(Le Potentiel 24/11/2012)
Kinshasa n’exclut plus l’option des négociations directes
avec le M23 dont, curieusement, les revendications ont été jugées « légitimes »
par la dernière tripartite qui a réuni à Kampala les chefs d’Etat de la RDC, du
Rwanda et de l’Ouganda. Kigali et Kampala n’attendent plus que ce moment pour se
dédouaner de toute implication dans la crise qui sévit dans l’Est de la
RDC.
Après avoir longtemps résisté, Kinshasa serait sur la voie de lâcher
du lest en acceptant enfin de rencontrer les rebelles du M23 pour, selon les de
la déclaration du mini-sommet de Kampala, « examiner les causes du
mécontentement » et voir dans quelle mesure « y répondre dans la mesure du
possible ».
Ce qui sous-entend des négociations pour éventuellement
aplanir les divergences aux fins de dégager un compromis autour des questions
qui divisent. Si les négociations directes avec le M23 ont l’avantage de limiter
les dégâts sur le terrain d’affrontement, elles ont néanmoins l’inconvénient de
faire la part belle aux pays désignés comme agresseurs de la RDC, à l’occurrence
le Rwanda et, dans une certaine mesure, l’Ouganda. Ainsi, accepter de négocier
avec le M23, c’est autrement disculper Kigali et Kampala de tout soupçon
d’agression.
Quoi que salutaire pour les populations civiles qui paient
le lourd tribut de la recrudescence des violences dans l’Est du pays, l’option
des négociations suppose la reconnaissance, autant par Kinshasa que d’autres qui
soutiennent encore la thèse de l’agression, de l’existence d’un problème
congolo-congolais, supposé être le nerf de la nouvelle rébellion portée par le
M23. Ce n’est pas donc pas pour rien que le Rwanda et l’Ouganda soutiennent
vivement l’option des négociations en faisant pression au sein de la Conférence
internationale sur la région des Grands Lacs pour que la RDC se plie à cette
exigence.
Il y a bien des raisons qui légitiment cet acharnement de la
CIRGL à vouloir à tout prix initier des négociations entre le M23 et la RDC. En
effet, le rapport final du groupe des experts des Nations unies sur la RDC a mis
à nu la forte contribution du Rwanda, essentiellement, et de l’Ouganda, en
second lieu, dans la rébellion du M23.
Au point 4 du rapport, les experts
de l’ONU confirment sans détours la mainmise de ces deux pays dans les activités
menées par le M23. Ils notent que « Le M23 est soutenu à la fois par le Rwanda
et des individus gravitant au sein du gouvernement ougandais. Des fonctionnaires
rwandais ont coordonné la mise sur pied du mouvement et l’exécution de ses
principales opérations. Les fonctionnaires ougandais, pour leur part, lui
apportent un concours moins visible, en permettant à sa branche politique
d’opérer à partir de Kampala, et en dynamisant ses relations extérieures.

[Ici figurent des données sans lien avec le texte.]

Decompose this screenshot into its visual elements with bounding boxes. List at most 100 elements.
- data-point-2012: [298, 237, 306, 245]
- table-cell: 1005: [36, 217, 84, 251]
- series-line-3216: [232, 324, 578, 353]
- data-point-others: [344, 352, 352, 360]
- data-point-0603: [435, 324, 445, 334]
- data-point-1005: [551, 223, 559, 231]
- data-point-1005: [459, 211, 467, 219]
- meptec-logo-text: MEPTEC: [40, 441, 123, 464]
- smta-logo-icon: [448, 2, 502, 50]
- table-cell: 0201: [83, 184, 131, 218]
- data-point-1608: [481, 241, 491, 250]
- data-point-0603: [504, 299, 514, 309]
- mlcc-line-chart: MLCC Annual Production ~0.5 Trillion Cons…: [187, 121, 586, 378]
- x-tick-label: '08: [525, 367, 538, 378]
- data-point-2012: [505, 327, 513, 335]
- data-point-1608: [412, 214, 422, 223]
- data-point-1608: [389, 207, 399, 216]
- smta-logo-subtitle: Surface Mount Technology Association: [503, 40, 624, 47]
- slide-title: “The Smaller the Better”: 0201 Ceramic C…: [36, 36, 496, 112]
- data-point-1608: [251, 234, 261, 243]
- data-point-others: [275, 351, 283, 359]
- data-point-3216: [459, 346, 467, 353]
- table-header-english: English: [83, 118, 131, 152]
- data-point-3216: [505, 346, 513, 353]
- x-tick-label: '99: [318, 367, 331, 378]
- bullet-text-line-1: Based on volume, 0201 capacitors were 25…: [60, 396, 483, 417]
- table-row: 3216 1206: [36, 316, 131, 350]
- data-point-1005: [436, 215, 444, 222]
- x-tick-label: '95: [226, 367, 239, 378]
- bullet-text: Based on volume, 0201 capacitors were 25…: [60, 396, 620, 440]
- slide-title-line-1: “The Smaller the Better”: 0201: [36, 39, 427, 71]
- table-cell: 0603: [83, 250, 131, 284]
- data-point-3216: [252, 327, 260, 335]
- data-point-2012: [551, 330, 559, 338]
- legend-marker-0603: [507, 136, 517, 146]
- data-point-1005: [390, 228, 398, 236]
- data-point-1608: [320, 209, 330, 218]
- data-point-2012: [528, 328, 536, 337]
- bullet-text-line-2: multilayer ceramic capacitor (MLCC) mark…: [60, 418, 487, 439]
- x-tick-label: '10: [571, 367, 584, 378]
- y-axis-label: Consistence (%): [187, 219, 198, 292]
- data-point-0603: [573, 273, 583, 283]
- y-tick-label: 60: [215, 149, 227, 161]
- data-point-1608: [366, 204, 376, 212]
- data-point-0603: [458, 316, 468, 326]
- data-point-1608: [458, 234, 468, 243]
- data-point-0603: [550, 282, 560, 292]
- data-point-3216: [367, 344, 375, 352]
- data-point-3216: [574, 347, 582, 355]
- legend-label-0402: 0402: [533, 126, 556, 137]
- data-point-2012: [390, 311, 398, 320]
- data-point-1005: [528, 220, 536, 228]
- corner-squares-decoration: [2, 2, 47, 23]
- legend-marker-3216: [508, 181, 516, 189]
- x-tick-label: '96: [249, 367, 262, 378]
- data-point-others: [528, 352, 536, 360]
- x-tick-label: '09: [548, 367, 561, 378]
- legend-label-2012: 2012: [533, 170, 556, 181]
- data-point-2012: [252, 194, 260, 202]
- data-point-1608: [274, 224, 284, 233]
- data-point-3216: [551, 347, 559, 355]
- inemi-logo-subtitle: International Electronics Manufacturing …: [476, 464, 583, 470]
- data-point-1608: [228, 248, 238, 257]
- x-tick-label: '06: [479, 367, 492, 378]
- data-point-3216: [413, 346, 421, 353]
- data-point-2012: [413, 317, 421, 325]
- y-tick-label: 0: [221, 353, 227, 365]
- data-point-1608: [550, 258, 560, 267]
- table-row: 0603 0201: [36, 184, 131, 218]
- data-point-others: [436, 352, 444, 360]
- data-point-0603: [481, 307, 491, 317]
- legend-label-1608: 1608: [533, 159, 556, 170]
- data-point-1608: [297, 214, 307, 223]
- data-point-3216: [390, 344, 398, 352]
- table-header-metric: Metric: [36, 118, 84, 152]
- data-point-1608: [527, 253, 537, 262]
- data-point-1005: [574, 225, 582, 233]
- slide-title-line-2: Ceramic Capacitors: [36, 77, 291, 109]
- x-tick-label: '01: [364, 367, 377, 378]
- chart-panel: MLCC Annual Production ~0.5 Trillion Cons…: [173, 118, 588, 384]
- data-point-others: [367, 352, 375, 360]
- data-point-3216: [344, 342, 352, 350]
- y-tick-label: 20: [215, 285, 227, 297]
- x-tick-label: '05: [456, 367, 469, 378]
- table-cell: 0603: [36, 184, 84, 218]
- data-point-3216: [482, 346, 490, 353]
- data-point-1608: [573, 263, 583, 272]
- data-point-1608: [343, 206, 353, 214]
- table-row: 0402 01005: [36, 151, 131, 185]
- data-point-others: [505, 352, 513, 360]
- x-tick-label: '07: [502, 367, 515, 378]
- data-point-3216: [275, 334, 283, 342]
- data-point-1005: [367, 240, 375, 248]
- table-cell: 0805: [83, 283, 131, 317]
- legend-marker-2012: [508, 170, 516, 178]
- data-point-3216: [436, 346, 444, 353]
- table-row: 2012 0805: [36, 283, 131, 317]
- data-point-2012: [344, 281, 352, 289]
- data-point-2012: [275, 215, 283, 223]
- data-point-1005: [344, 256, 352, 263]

L’appui des officiers des forces armées ougandaises, bien que restreint, s’est
révélé décisif pour la prise de principales agglomérations du Rutshuru
».
Bien avant que l’Onu ne publie le rapport final de ses experts sur la
RDC, le gouvernement congolais a, après avoir longtemps gardé le silence,
franchi le Rubicon en citant nommément le Rwanda comme pays agresseur. Kinshasa
est allé jusqu’à solliciter l’implication du Conseil de sécurité des Nations
unies pour obtenir des sanctions contre le régime de Kigali. Le rapport est allé
plus loin en indexant également l’Ouganda parmi les soutiens au
M23.
Malgré les éléments de défense présentés par le Rwanda, le groupe
des experts a entériné dans le rapport final leurs conclusions de départ,
chargeant de plus le Rwanda dans l’aventure du M23. Or, depuis toujours, Kigali
nie toute implication dans l’action menée par le M23, considérant que les
revendications exprimées par les rebelles ne relèvent nullement de sa
compétence.
Dans ses nombreuses apparitions publiques, son ministre des
Affaires a défendu tout haut que le M23 était un problème entièrement congolais
qui ne concernait en rien le Rwanda. C’est dire qu’en acceptant de se mettre
autour d’une table avec le M23, Kinshasa va indirectement dédouaner ses deux
voisins de l’Est dans l’action initiée par le M23. Il va donner des arguments à
Kigali et à Kampala ; des arguments que ces deux capitales pourraient bien s’en
servir pour un plaidoyer devant les instances qui les ont unanimement condamnés
au regard de leur appui avéré au M213. Les négociations directes entre Kinshasa
et le M23 signifient autrement que Kigali et Kampala n’ont jamais été associés
au M23.
Belle sortie de scène
Dans cette hypothèse, Kigali et
Kampala vont allégrement étoffer leur beau rôle de médiateur dans la crise
congolaise en cherchant à agir sur mandat de la CIRGL. Les négociations directes
avec le M23 ont deux grandes conséquences fâcheuses sur le plan diplomatique.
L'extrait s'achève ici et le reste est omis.